Clearly, this is inefficient: We run through each row of the `idx`

array many times to search for a match. But it works!

`numba`

+ indexing solution

This solution has two parts: First, we make an `[n, m, 2]`

transpose index array that contains `idx`

in the `[:, :, 0]`

entries, and the "reverse" indices in `[:, :, 1]`

. This part is implemented using `numba`

, which provides a just-in-time (`jit`

) compiler for a subset of `python`

, speeding up the `for`

loops considerably.

We then use some ✨ advanced indexing ✨ to collect the entries of `t`

out of `u`

based on the indices in our transpose index array.
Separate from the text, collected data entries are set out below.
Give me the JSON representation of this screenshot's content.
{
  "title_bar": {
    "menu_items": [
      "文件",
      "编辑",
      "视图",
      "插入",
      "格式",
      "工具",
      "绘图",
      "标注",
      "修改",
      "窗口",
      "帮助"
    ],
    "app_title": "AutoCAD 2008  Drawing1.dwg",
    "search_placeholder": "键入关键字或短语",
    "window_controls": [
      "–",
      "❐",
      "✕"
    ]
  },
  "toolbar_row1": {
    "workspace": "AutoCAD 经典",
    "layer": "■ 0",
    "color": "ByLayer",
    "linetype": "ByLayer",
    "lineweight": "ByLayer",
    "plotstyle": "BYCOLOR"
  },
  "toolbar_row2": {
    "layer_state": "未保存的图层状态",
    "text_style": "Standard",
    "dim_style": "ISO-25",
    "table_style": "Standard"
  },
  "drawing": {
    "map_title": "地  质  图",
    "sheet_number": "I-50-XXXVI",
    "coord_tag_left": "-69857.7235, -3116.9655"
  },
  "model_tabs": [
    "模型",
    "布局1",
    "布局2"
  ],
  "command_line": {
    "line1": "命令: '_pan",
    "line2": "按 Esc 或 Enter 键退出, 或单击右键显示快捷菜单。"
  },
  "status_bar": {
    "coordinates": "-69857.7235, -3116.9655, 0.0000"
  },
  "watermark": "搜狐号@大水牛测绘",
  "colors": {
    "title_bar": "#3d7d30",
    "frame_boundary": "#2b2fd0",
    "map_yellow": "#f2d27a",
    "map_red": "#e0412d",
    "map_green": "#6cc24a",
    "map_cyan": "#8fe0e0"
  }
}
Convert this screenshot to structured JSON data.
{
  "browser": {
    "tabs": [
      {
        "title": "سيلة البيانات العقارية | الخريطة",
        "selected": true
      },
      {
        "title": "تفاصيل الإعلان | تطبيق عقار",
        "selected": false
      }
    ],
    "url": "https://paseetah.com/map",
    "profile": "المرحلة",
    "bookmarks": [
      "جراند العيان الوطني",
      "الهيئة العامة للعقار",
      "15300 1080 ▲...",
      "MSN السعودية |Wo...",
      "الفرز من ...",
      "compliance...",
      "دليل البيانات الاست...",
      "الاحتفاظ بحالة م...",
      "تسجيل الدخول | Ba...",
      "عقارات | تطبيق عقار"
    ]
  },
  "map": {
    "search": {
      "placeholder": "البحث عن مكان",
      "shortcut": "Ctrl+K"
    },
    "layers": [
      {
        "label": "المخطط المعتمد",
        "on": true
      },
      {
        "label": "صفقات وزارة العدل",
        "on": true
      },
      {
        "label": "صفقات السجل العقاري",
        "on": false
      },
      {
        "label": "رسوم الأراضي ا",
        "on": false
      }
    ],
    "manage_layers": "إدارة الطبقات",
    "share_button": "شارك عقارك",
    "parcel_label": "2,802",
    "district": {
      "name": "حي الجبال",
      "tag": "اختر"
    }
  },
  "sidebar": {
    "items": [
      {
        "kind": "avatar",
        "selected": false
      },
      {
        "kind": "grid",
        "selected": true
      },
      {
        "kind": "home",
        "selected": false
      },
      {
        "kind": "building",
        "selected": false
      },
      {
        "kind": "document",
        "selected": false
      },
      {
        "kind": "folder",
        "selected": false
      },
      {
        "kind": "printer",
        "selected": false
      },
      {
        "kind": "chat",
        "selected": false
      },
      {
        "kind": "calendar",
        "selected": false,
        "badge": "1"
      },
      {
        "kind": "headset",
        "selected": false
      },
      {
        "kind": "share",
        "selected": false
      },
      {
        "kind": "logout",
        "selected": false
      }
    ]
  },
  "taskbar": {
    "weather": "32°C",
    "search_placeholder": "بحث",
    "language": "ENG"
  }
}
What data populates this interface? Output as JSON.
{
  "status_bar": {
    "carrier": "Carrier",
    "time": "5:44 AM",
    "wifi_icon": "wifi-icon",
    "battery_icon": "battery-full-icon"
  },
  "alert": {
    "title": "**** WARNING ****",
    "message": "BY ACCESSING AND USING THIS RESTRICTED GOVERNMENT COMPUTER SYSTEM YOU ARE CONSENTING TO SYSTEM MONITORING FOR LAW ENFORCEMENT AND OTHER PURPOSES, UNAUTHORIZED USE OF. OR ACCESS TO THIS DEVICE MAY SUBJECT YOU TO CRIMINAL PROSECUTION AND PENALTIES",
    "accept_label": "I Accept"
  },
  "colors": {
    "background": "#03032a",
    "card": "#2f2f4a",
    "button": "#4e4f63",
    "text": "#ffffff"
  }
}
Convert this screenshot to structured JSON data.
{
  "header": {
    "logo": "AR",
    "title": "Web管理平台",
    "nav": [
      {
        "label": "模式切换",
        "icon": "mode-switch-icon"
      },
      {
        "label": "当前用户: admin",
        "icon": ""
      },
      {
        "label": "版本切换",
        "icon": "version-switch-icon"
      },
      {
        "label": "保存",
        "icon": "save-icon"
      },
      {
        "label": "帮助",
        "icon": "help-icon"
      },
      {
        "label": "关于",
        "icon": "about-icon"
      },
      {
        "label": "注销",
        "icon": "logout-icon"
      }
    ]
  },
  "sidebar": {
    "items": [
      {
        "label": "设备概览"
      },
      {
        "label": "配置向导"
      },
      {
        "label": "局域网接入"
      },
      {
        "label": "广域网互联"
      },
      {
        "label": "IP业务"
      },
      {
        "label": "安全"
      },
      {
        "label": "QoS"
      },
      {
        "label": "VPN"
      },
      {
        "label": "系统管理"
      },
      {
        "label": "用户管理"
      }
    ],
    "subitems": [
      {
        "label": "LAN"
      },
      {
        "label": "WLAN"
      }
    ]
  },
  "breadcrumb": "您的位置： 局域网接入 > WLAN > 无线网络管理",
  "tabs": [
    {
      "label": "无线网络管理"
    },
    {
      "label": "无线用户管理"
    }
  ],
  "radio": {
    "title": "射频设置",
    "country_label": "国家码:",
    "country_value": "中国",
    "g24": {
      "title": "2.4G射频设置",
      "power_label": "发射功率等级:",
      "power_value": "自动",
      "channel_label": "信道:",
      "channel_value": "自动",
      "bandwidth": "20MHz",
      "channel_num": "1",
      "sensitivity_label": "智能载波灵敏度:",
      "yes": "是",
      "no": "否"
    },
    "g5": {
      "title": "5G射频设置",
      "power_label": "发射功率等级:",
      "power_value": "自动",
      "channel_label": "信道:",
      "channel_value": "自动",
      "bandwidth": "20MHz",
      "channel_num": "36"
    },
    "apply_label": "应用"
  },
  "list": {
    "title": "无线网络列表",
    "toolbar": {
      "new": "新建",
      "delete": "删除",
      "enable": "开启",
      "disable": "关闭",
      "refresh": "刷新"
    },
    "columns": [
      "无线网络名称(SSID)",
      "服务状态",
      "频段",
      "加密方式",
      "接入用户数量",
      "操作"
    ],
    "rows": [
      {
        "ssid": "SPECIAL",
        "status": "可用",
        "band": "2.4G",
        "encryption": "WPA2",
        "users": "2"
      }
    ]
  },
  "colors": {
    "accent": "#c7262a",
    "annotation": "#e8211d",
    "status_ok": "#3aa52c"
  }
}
This approach has the advantage of separating out the complicated index-finding part from the actual array operations: We'll only need to compute the transpose index array once, and then can re-use it for different `u`

s with the same structure.

```
import numba
import numpy as np
def get_transpose_idx(idx):
transpose = np.zeros((*idx.shape[:2], 2), dtype=int)
return _get_transpose_idx(idx.astype(int), transpose)
@numba.jit(nopython=True)
def _get_transpose_idx(idx, transpose):
n, m = idx.shape
for i in range(n):
for j in range(m):
# what entry are we inverting?
jj = idx[i, j]
if jj == -1:
ii = -1
else:
ii = find(idx[jj], i)
transpose[i, j] = [jj, ii]
return transpose
@numba.jit(nopython=True)
def find(array, target):
n = len(array)
for i in range(n):
if array[i] == target:
return i
return -1
```

(For better performance one needs to either find a way to make use of accumulated knowledge about "reverse" indices when going through `idx`

, or optimise the lookup, for example by switching to a `dict`

, where average lookup complexity is better.)

The transpose itself can be achieved via

```
t = u[t_idx[:, :, 0], t_idx[:, :, 1], ...]
```

adding `:`

in place of `...`

for additional dimensions of `u`

.

This approach should be reasonably fast, but please run your own benchmarks if you end up using it!